Said a talk-show Republican who was there: "Telling this audience that the Middle East was better off with Saddam Hussein and Muammar Qaddafi in power shocked me. It was a rambling and incoherent expression of foreign policy that puts him closer to Bernie Sanders than anyone in the G.O.P."
I'm a trifle unclear on how realist Paul's straightforward assessment of the Middle East's post-Saddam wreckage "was a rambling and incoherent expression of foreign policy," but then again I dwell not in the neoconservative world of fantasy qua logic.
As for Paul's presidential politics, the Republican game talk show host may have a point.

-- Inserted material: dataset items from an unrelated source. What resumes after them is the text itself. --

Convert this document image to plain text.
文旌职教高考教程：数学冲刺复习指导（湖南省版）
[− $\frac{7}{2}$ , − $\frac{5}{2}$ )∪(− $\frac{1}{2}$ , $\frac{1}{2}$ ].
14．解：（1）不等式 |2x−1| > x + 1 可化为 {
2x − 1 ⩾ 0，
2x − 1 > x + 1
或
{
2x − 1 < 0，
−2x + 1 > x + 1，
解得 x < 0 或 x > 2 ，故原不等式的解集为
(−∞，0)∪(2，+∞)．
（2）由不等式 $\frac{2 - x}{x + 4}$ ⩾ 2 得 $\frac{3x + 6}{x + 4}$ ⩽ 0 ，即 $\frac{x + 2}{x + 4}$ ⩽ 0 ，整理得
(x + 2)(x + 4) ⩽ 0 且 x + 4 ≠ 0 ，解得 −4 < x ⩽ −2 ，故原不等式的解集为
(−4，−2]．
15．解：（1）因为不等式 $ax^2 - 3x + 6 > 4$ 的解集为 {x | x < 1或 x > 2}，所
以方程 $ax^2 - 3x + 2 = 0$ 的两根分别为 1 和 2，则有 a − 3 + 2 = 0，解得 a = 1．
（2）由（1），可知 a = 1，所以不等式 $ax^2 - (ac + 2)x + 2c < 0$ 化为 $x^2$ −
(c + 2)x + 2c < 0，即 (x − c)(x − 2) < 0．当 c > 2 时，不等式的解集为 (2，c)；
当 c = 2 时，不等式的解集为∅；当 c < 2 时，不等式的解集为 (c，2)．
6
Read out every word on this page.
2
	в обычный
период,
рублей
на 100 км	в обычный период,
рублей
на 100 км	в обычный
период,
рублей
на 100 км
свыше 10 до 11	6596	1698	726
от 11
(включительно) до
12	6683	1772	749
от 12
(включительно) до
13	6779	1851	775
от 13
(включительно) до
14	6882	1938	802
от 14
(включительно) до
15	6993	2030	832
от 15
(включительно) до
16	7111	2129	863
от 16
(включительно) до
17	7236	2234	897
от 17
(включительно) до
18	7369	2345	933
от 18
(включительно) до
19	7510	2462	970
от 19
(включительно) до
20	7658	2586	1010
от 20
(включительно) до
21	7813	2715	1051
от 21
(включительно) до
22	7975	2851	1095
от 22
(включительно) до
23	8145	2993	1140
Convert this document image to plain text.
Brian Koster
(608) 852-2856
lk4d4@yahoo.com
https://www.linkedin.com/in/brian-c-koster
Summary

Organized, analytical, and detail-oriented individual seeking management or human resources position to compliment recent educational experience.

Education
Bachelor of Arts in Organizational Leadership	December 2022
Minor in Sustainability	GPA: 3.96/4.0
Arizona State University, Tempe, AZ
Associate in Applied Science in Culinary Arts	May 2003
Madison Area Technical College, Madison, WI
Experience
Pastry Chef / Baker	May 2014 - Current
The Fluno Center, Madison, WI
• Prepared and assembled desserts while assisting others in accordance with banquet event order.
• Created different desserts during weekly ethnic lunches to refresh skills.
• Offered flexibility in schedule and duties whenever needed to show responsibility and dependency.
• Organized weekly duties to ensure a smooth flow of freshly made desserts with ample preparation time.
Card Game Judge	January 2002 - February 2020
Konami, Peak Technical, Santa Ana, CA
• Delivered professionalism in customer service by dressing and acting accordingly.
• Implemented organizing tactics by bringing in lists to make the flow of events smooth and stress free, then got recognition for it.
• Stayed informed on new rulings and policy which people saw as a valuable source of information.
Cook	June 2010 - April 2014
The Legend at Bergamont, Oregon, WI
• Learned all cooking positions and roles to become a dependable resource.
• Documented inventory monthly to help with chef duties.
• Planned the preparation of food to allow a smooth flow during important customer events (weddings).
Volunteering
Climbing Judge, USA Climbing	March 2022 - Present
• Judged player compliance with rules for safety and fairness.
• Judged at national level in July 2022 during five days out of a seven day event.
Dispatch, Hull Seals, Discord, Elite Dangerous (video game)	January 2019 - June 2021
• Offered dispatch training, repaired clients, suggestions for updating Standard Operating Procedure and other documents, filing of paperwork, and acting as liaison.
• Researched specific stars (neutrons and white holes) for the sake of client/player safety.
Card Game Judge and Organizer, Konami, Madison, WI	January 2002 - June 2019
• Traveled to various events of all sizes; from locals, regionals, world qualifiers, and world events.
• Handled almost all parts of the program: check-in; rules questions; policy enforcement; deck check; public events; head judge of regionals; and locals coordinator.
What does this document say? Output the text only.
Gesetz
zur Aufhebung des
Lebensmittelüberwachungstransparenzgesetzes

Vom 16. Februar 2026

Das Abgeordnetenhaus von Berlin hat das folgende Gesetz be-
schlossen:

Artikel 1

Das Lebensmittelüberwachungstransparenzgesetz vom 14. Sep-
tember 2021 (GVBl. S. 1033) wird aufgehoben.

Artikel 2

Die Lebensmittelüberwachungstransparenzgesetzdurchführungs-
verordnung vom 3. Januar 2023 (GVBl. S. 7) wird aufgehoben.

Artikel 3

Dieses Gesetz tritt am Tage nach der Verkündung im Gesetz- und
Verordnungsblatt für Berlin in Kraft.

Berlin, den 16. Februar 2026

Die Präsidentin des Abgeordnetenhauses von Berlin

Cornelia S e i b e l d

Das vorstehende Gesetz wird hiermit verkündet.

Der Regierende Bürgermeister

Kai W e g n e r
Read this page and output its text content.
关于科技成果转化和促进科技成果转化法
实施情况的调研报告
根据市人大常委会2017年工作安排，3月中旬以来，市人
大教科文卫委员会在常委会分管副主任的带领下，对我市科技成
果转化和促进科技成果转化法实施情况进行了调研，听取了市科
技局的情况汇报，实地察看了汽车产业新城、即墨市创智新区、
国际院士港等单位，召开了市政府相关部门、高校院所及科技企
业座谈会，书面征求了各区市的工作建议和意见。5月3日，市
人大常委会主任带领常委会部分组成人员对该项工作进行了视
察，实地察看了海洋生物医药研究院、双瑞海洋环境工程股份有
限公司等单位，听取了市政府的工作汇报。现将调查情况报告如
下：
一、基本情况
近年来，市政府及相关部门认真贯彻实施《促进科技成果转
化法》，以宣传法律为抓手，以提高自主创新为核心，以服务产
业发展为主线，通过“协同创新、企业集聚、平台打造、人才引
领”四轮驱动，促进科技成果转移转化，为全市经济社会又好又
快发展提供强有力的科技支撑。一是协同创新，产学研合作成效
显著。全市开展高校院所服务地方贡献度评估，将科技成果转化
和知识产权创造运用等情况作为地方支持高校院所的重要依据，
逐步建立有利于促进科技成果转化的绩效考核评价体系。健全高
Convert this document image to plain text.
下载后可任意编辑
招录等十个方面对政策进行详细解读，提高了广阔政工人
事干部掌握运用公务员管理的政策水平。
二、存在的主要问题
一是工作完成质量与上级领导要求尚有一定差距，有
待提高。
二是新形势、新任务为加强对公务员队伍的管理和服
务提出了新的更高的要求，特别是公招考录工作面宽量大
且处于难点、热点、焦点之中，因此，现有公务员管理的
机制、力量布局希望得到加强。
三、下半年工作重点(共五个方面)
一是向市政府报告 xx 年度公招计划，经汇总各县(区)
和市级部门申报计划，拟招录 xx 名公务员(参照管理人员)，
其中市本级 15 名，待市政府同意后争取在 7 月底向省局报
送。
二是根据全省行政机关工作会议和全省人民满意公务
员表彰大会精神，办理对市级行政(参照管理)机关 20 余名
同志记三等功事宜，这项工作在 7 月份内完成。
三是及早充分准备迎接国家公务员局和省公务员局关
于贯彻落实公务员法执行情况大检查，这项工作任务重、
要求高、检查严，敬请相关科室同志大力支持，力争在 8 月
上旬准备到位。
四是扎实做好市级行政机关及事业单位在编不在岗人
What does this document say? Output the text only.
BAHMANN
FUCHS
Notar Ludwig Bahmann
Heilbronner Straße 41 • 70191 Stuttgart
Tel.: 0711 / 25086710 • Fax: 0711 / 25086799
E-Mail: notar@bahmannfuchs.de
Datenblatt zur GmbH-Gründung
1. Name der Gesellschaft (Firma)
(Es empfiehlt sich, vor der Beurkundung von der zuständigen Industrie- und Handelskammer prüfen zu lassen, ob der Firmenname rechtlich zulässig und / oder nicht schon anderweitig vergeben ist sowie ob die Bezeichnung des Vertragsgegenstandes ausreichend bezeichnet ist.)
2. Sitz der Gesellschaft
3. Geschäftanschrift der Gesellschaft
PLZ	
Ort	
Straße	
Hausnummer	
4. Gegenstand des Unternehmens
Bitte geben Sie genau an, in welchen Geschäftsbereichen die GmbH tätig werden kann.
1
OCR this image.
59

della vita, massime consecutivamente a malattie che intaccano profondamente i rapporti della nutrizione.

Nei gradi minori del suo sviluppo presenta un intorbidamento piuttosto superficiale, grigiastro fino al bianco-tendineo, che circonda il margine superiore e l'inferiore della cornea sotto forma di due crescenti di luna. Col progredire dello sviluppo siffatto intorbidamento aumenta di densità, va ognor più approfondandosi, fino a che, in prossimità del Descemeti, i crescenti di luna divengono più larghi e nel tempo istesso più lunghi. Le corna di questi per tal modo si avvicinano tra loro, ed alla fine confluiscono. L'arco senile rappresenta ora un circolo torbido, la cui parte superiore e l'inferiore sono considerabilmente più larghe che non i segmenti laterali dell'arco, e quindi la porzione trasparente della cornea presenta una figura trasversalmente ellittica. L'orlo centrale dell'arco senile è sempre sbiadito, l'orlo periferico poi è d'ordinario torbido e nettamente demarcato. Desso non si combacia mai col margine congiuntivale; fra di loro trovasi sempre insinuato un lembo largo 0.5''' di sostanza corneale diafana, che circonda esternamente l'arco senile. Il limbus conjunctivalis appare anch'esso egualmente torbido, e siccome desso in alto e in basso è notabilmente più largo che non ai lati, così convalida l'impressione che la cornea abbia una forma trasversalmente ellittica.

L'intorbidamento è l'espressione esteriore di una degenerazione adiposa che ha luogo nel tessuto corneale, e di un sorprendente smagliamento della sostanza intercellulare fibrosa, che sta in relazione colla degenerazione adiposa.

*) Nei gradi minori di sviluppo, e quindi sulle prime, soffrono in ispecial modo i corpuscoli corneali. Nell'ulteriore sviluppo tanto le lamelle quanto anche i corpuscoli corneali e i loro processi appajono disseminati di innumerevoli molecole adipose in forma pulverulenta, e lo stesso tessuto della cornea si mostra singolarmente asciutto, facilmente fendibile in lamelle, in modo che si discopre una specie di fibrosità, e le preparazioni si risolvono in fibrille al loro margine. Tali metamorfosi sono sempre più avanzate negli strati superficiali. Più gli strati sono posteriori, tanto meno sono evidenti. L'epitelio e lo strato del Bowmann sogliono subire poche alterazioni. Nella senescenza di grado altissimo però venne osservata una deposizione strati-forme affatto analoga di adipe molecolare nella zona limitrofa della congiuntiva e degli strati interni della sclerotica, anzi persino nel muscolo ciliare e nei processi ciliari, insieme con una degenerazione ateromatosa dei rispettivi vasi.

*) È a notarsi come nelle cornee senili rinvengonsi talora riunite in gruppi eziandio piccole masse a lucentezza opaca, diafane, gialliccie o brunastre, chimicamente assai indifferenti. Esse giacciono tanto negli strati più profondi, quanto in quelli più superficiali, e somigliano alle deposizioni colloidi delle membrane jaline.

The senator is having some trouble landing on a consistent, coherent approach to his campaign's message; one day he's talking noninterventionist common sense, and the next day he's appeasing the hawks — or rather trying to — by "completing an about-face on a longstanding pledge to curb the growth in defense spending." On foreign policy, Paul's campaign began idealistically, and it will either finish that way, or it will finish in shambles.